An index with fields is only used, when the selector includes all of the fields indexed. For instance, if an index contains ["a", "b"] but the selector only requires field ["a"] to exist in the matching documents, the index would not be valid for the query. All indexes, however, can be treated as if they include the special fields _id and _rev. They never need to be specified in the query selector.

3.3.2.4. Text Indexes

Mango can also interact with the Search and Nouveau search systems, using the $text selector and the appropriate index. These indexes can be queried using either $text or GET /{db}/_design/{ddoc}/_search/{index} / GET /{db}/_design/{ddoc}/_nouveau/{index}.

Example index:

{
    "type": "nouveau",
    "index": {
        "fields": [
            {"name": "foo", "type": "string"},
            {"name": "bar", "type": "number"},
            {"name": "baz", "type": "string"},
        ],
        "default_analyzer": "keyword",
    }
}

A Text or Nouveau index definition consists of:

  • fields: The list of fields to index. "all_fields" or list of objects:

    • name (string): not blank

    • type (string): one of "text", "string", "number", "boolean"

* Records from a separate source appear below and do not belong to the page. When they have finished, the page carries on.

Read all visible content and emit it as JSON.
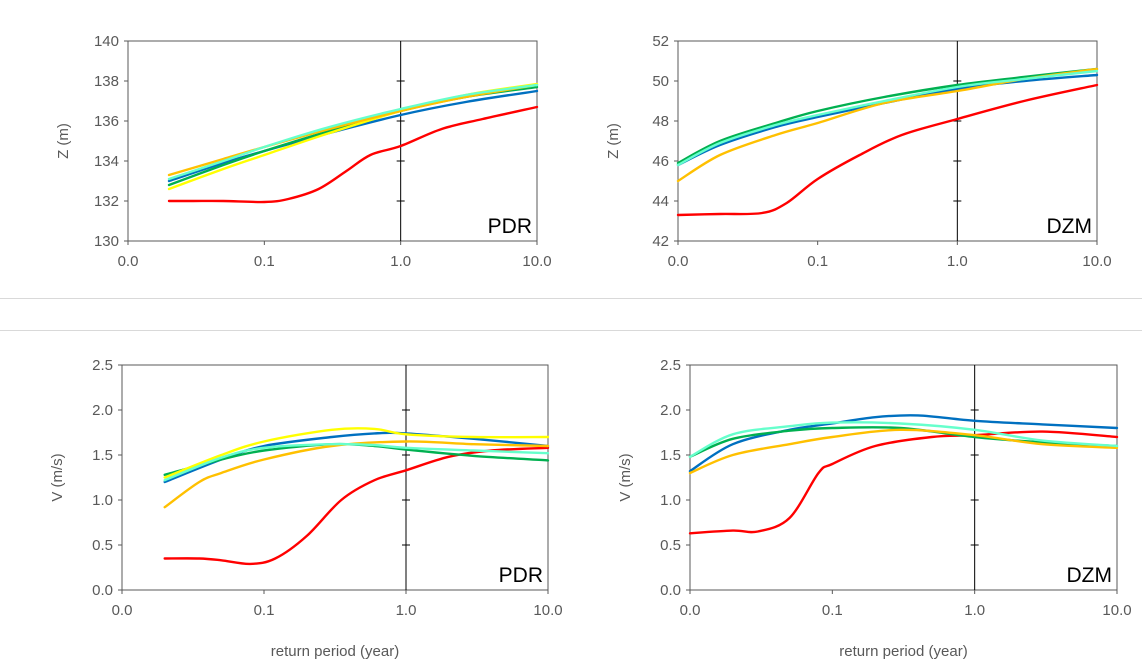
{
  "chart_data": [
    {
      "type": "line",
      "panel_label": "PDR",
      "ylabel": "Z (m)",
      "xlabel": "",
      "x_scale": "log",
      "xlim": [
        0.01,
        10
      ],
      "ylim": [
        130,
        140
      ],
      "x_ticks": [
        "0.0",
        "0.1",
        "1.0",
        "10.0"
      ],
      "y_ticks": [
        "130",
        "132",
        "134",
        "136",
        "138",
        "140"
      ],
      "reference_line_x": 1.0,
      "series": [
        {
          "color": "#ff0000",
          "points": [
            [
              0.02,
              132.0
            ],
            [
              0.03,
              132.0
            ],
            [
              0.05,
              132.0
            ],
            [
              0.1,
              131.95
            ],
            [
              0.15,
              132.1
            ],
            [
              0.25,
              132.6
            ],
            [
              0.4,
              133.5
            ],
            [
              0.6,
              134.3
            ],
            [
              1.0,
              134.75
            ],
            [
              2.0,
              135.6
            ],
            [
              4.0,
              136.1
            ],
            [
              10.0,
              136.7
            ]
          ]
        },
        {
          "color": "#0070c0",
          "points": [
            [
              0.02,
              133.0
            ],
            [
              0.05,
              133.9
            ],
            [
              0.1,
              134.5
            ],
            [
              0.3,
              135.4
            ],
            [
              1.0,
              136.3
            ],
            [
              3.0,
              136.95
            ],
            [
              10.0,
              137.5
            ]
          ]
        },
        {
          "color": "#00b050",
          "points": [
            [
              0.02,
              132.8
            ],
            [
              0.05,
              133.8
            ],
            [
              0.1,
              134.5
            ],
            [
              0.3,
              135.5
            ],
            [
              1.0,
              136.5
            ],
            [
              3.0,
              137.2
            ],
            [
              10.0,
              137.7
            ]
          ]
        },
        {
          "color": "#ffff00",
          "points": [
            [
              0.02,
              132.6
            ],
            [
              0.05,
              133.6
            ],
            [
              0.1,
              134.3
            ],
            [
              0.3,
              135.4
            ],
            [
              1.0,
              136.5
            ],
            [
              3.0,
              137.3
            ],
            [
              10.0,
              137.85
            ]
          ]
        },
        {
          "color": "#ffc000",
          "points": [
            [
              0.02,
              133.3
            ],
            [
              0.05,
              134.1
            ],
            [
              0.1,
              134.7
            ],
            [
              0.3,
              135.6
            ],
            [
              1.0,
              136.5
            ],
            [
              3.0,
              137.2
            ],
            [
              10.0,
              137.8
            ]
          ]
        },
        {
          "color": "#66ffcc",
          "points": [
            [
              0.02,
              133.1
            ],
            [
              0.05,
              134.0
            ],
            [
              0.1,
              134.7
            ],
            [
              0.3,
              135.7
            ],
            [
              1.0,
              136.6
            ],
            [
              3.0,
              137.3
            ],
            [
              10.0,
              137.8
            ]
          ]
        }
      ]
    },
    {
      "type": "line",
      "panel_label": "DZM",
      "ylabel": "Z (m)",
      "xlabel": "",
      "x_scale": "log",
      "xlim": [
        0.01,
        10
      ],
      "ylim": [
        42,
        52
      ],
      "x_ticks": [
        "0.0",
        "0.1",
        "1.0",
        "10.0"
      ],
      "y_ticks": [
        "42",
        "44",
        "46",
        "48",
        "50",
        "52"
      ],
      "reference_line_x": 1.0,
      "series": [
        {
          "color": "#ff0000",
          "points": [
            [
              0.01,
              43.3
            ],
            [
              0.02,
              43.35
            ],
            [
              0.04,
              43.4
            ],
            [
              0.06,
              43.9
            ],
            [
              0.1,
              45.1
            ],
            [
              0.2,
              46.3
            ],
            [
              0.4,
              47.3
            ],
            [
              1.0,
              48.1
            ],
            [
              3.0,
              49.0
            ],
            [
              10.0,
              49.8
            ]
          ]
        },
        {
          "color": "#0070c0",
          "points": [
            [
              0.01,
              45.8
            ],
            [
              0.02,
              46.8
            ],
            [
              0.05,
              47.7
            ],
            [
              0.1,
              48.2
            ],
            [
              0.3,
              48.9
            ],
            [
              1.0,
              49.6
            ],
            [
              3.0,
              50.0
            ],
            [
              10.0,
              50.3
            ]
          ]
        },
        {
          "color": "#00b050",
          "points": [
            [
              0.01,
              45.9
            ],
            [
              0.02,
              47.0
            ],
            [
              0.05,
              47.9
            ],
            [
              0.1,
              48.5
            ],
            [
              0.3,
              49.2
            ],
            [
              1.0,
              49.8
            ],
            [
              3.0,
              50.2
            ],
            [
              10.0,
              50.6
            ]
          ]
        },
        {
          "color": "#ffc000",
          "points": [
            [
              0.01,
              45.0
            ],
            [
              0.02,
              46.3
            ],
            [
              0.05,
              47.3
            ],
            [
              0.1,
              47.9
            ],
            [
              0.3,
              48.9
            ],
            [
              1.0,
              49.5
            ],
            [
              3.0,
              50.1
            ],
            [
              10.0,
              50.6
            ]
          ]
        },
        {
          "color": "#66ffcc",
          "points": [
            [
              0.01,
              45.8
            ],
            [
              0.02,
              46.9
            ],
            [
              0.05,
              47.8
            ],
            [
              0.1,
              48.3
            ],
            [
              0.3,
              49.0
            ],
            [
              1.0,
              49.7
            ],
            [
              3.0,
              50.1
            ],
            [
              10.0,
              50.5
            ]
          ]
        }
      ]
    },
    {
      "type": "line",
      "panel_label": "PDR",
      "ylabel": "V (m/s)",
      "xlabel": "return period (year)",
      "x_scale": "log",
      "xlim": [
        0.01,
        10
      ],
      "ylim": [
        0,
        2.5
      ],
      "x_ticks": [
        "0.0",
        "0.1",
        "1.0",
        "10.0"
      ],
      "y_ticks": [
        "0.0",
        "0.5",
        "1.0",
        "1.5",
        "2.0",
        "2.5"
      ],
      "reference_line_x": 1.0,
      "series": [
        {
          "color": "#ff0000",
          "points": [
            [
              0.02,
              0.35
            ],
            [
              0.035,
              0.35
            ],
            [
              0.05,
              0.33
            ],
            [
              0.08,
              0.29
            ],
            [
              0.12,
              0.35
            ],
            [
              0.2,
              0.6
            ],
            [
              0.35,
              1.0
            ],
            [
              0.6,
              1.22
            ],
            [
              1.0,
              1.33
            ],
            [
              2.0,
              1.48
            ],
            [
              4.0,
              1.55
            ],
            [
              10.0,
              1.58
            ]
          ]
        },
        {
          "color": "#0070c0",
          "points": [
            [
              0.02,
              1.2
            ],
            [
              0.05,
              1.45
            ],
            [
              0.1,
              1.6
            ],
            [
              0.3,
              1.7
            ],
            [
              0.6,
              1.74
            ],
            [
              1.0,
              1.74
            ],
            [
              3.0,
              1.68
            ],
            [
              10.0,
              1.6
            ]
          ]
        },
        {
          "color": "#00b050",
          "points": [
            [
              0.02,
              1.28
            ],
            [
              0.05,
              1.45
            ],
            [
              0.1,
              1.55
            ],
            [
              0.3,
              1.62
            ],
            [
              0.6,
              1.6
            ],
            [
              1.0,
              1.56
            ],
            [
              3.0,
              1.49
            ],
            [
              10.0,
              1.44
            ]
          ]
        },
        {
          "color": "#ffff00",
          "points": [
            [
              0.02,
              1.25
            ],
            [
              0.05,
              1.5
            ],
            [
              0.1,
              1.65
            ],
            [
              0.3,
              1.78
            ],
            [
              0.6,
              1.79
            ],
            [
              1.0,
              1.73
            ],
            [
              3.0,
              1.7
            ],
            [
              10.0,
              1.7
            ]
          ]
        },
        {
          "color": "#ffc000",
          "points": [
            [
              0.02,
              0.92
            ],
            [
              0.035,
              1.2
            ],
            [
              0.05,
              1.3
            ],
            [
              0.1,
              1.45
            ],
            [
              0.3,
              1.6
            ],
            [
              1.0,
              1.65
            ],
            [
              3.0,
              1.62
            ],
            [
              10.0,
              1.6
            ]
          ]
        },
        {
          "color": "#66ffcc",
          "points": [
            [
              0.02,
              1.22
            ],
            [
              0.05,
              1.47
            ],
            [
              0.1,
              1.58
            ],
            [
              0.3,
              1.62
            ],
            [
              0.6,
              1.61
            ],
            [
              1.0,
              1.58
            ],
            [
              3.0,
              1.55
            ],
            [
              10.0,
              1.52
            ]
          ]
        }
      ]
    },
    {
      "type": "line",
      "panel_label": "DZM",
      "ylabel": "V (m/s)",
      "xlabel": "return period (year)",
      "x_scale": "log",
      "xlim": [
        0.01,
        10
      ],
      "ylim": [
        0,
        2.5
      ],
      "x_ticks": [
        "0.0",
        "0.1",
        "1.0",
        "10.0"
      ],
      "y_ticks": [
        "0.0",
        "0.5",
        "1.0",
        "1.5",
        "2.0",
        "2.5"
      ],
      "reference_line_x": 1.0,
      "series": [
        {
          "color": "#ff0000",
          "points": [
            [
              0.01,
              0.63
            ],
            [
              0.02,
              0.66
            ],
            [
              0.03,
              0.65
            ],
            [
              0.05,
              0.8
            ],
            [
              0.08,
              1.3
            ],
            [
              0.1,
              1.4
            ],
            [
              0.2,
              1.6
            ],
            [
              0.5,
              1.7
            ],
            [
              1.0,
              1.72
            ],
            [
              3.0,
              1.76
            ],
            [
              10.0,
              1.7
            ]
          ]
        },
        {
          "color": "#0070c0",
          "points": [
            [
              0.01,
              1.32
            ],
            [
              0.02,
              1.62
            ],
            [
              0.05,
              1.78
            ],
            [
              0.1,
              1.85
            ],
            [
              0.2,
              1.92
            ],
            [
              0.4,
              1.94
            ],
            [
              1.0,
              1.88
            ],
            [
              3.0,
              1.84
            ],
            [
              10.0,
              1.8
            ]
          ]
        },
        {
          "color": "#00b050",
          "points": [
            [
              0.01,
              1.48
            ],
            [
              0.02,
              1.68
            ],
            [
              0.05,
              1.77
            ],
            [
              0.1,
              1.8
            ],
            [
              0.3,
              1.8
            ],
            [
              1.0,
              1.7
            ],
            [
              3.0,
              1.64
            ],
            [
              10.0,
              1.6
            ]
          ]
        },
        {
          "color": "#ffc000",
          "points": [
            [
              0.01,
              1.3
            ],
            [
              0.02,
              1.5
            ],
            [
              0.05,
              1.62
            ],
            [
              0.1,
              1.7
            ],
            [
              0.3,
              1.78
            ],
            [
              1.0,
              1.72
            ],
            [
              3.0,
              1.62
            ],
            [
              10.0,
              1.58
            ]
          ]
        },
        {
          "color": "#66ffcc",
          "points": [
            [
              0.01,
              1.48
            ],
            [
              0.02,
              1.73
            ],
            [
              0.05,
              1.82
            ],
            [
              0.1,
              1.86
            ],
            [
              0.3,
              1.85
            ],
            [
              1.0,
              1.78
            ],
            [
              3.0,
              1.66
            ],
            [
              10.0,
              1.6
            ]
          ]
        }
      ]
    }
  ]
}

  • default_analyzer (string): Analyzer to use, defaults to "keyword" Optional

  • default_field: Enables the “default field” index, boolean or object of enabled and analyzer Optional

  • partial_filter_selector (object): A selector, causing this to be a partial index Optional

  • selector (object): A selector Optional

3.3.2.5. Indexes and Design Documents

Ultimately, indexes are stored using design documents, using the same view systems under the hood. If you go looking, you can find the design documents backing mango indexes. However, exactly how mango indexes map to design documents is an implementation detail, and users are encouraged to manage their indexes using the /{db}/_index family of endpoints.